Medical Assistant Arm: MAA
Team: Bartosz Miselis, Justin Whatley, Nima Amooye Foomany, Francis McEachern and Monica Patel.
During my masters I was also enrolled in a Surgical Innovation Graduate Certificate Program offered by Experimental Surgery at McGill. Throughout this program we went through Need Scoping exercise in field of medical technology. We were exposed to current working medical environment and we worked in multi disciplinary team to develop working prototype of novel medical technology. For this project I worked on building a medical assistive robot arm that will recognize, count and manipulate tools in operating room in order to help scrub nurses better assist surgeons. The prototype application that recognized and counted tools was developed using Kinova JACO2 manipulator arm. Process of building the data set of surgical tools was also automated using the same arm.
Curio: Educational Robotic Platform.
Team: Abhishek Kulkarni, Monica Patel, Shruti Phadke and Aditya Joshi.

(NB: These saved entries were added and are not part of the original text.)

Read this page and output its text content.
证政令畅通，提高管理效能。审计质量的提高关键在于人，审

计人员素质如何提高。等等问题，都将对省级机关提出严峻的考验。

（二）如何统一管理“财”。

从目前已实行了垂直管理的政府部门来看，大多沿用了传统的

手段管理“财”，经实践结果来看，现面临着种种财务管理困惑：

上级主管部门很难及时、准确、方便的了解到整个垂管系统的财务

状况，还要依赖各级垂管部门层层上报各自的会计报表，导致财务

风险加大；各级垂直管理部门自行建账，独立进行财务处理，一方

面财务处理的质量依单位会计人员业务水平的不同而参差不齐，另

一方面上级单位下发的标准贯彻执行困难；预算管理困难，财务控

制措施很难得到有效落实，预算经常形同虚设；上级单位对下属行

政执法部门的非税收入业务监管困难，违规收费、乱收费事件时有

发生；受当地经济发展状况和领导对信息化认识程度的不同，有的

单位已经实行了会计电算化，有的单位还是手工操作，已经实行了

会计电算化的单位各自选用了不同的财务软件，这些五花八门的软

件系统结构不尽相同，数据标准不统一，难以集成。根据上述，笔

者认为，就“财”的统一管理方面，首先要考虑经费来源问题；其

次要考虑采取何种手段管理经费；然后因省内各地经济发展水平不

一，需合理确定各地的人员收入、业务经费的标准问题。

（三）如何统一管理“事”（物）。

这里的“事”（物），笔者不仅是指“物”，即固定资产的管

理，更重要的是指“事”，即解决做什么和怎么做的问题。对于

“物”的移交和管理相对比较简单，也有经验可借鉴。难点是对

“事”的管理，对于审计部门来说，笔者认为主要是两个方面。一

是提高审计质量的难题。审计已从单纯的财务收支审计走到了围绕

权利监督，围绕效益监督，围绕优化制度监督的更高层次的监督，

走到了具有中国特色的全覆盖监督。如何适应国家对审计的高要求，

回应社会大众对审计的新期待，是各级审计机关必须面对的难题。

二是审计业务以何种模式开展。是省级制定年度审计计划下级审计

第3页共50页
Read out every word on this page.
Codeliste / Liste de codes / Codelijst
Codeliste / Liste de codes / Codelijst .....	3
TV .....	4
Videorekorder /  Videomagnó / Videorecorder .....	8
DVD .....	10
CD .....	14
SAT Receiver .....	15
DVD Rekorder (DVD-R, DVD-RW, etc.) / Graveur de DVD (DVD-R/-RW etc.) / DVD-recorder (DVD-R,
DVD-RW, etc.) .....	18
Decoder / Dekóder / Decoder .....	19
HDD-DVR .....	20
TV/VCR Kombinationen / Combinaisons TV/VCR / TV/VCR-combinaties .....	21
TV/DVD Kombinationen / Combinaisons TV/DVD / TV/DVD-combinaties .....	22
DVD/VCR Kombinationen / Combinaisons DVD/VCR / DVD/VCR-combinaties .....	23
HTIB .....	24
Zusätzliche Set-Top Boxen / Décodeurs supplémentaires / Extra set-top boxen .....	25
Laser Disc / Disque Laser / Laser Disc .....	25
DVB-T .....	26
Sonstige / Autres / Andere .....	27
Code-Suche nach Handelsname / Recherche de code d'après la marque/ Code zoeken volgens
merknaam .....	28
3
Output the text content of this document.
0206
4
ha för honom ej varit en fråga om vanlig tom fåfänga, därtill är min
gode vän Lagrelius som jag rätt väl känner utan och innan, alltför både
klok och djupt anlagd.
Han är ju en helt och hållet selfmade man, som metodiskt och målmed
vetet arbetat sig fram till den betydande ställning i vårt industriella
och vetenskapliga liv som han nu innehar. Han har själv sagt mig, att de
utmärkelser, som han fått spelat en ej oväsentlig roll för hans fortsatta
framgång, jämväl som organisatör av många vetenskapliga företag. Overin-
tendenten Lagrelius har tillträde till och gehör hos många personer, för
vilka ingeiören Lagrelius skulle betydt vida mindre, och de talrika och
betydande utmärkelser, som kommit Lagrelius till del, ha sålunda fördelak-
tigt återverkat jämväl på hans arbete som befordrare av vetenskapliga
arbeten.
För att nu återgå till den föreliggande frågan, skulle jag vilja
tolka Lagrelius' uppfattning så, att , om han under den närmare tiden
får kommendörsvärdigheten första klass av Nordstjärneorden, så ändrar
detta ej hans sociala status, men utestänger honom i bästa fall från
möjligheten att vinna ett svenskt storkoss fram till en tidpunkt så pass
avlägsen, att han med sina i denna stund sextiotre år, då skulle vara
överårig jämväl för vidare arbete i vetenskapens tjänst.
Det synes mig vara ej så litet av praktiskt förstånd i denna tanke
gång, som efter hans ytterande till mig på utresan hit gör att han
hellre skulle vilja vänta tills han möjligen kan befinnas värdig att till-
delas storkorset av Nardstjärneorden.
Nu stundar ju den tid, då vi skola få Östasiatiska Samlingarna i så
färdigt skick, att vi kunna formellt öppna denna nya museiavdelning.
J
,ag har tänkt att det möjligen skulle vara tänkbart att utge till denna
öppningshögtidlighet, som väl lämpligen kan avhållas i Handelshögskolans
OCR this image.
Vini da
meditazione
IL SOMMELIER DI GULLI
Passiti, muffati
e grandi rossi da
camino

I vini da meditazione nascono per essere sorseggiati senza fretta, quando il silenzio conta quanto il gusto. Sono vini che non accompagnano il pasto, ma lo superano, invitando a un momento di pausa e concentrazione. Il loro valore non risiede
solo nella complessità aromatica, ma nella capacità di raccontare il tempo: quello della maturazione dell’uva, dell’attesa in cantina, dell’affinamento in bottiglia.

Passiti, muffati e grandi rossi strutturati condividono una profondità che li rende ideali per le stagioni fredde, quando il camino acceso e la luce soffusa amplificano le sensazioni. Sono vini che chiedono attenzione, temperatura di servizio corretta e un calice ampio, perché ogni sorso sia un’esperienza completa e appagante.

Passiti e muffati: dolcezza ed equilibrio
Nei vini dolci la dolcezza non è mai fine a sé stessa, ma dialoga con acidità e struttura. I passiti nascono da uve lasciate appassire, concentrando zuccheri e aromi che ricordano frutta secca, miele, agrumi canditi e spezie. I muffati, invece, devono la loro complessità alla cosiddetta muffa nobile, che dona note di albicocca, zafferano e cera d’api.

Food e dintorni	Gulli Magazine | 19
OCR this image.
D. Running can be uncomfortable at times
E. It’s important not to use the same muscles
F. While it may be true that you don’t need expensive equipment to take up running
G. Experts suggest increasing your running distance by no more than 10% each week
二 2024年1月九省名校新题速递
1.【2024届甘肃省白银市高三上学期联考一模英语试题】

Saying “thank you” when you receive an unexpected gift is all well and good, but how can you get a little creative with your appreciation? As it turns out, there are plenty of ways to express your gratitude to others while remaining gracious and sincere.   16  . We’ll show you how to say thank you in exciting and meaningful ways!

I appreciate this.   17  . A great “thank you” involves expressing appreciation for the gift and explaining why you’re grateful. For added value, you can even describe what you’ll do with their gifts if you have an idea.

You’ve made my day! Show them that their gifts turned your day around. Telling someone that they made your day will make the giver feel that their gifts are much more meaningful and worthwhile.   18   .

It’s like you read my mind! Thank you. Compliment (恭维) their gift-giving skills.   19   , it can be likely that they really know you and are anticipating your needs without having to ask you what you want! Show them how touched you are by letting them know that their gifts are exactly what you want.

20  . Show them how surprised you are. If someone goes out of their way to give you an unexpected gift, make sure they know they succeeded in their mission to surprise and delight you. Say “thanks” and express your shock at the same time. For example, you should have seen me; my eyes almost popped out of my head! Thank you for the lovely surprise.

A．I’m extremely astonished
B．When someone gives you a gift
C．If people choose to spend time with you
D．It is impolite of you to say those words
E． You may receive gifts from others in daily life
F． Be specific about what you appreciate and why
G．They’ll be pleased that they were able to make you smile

As my undergraduate BTech. Project I worked on building a Low-Cost High-Tech Educational Robot which can be used as learning tool by students and researchers and as teaching aid by faculty members. One of the salient feature of the robot is its software library which is based on subsumption architecture and uses extended state machine model to run each block. This makes the library modular to use in educational setting. That is, a student working on Robotic Vision will not have to worry about Robotic Control or Localisation and vice versa. We also programmed a set of Python libraries that provide easy access to popular algorithms and basic robot control behaviors. These behaviors included moving robot in certain shapes, localizing robot in indoor environment with over head camera and building approximate map of surrounding using ultra sound sensors.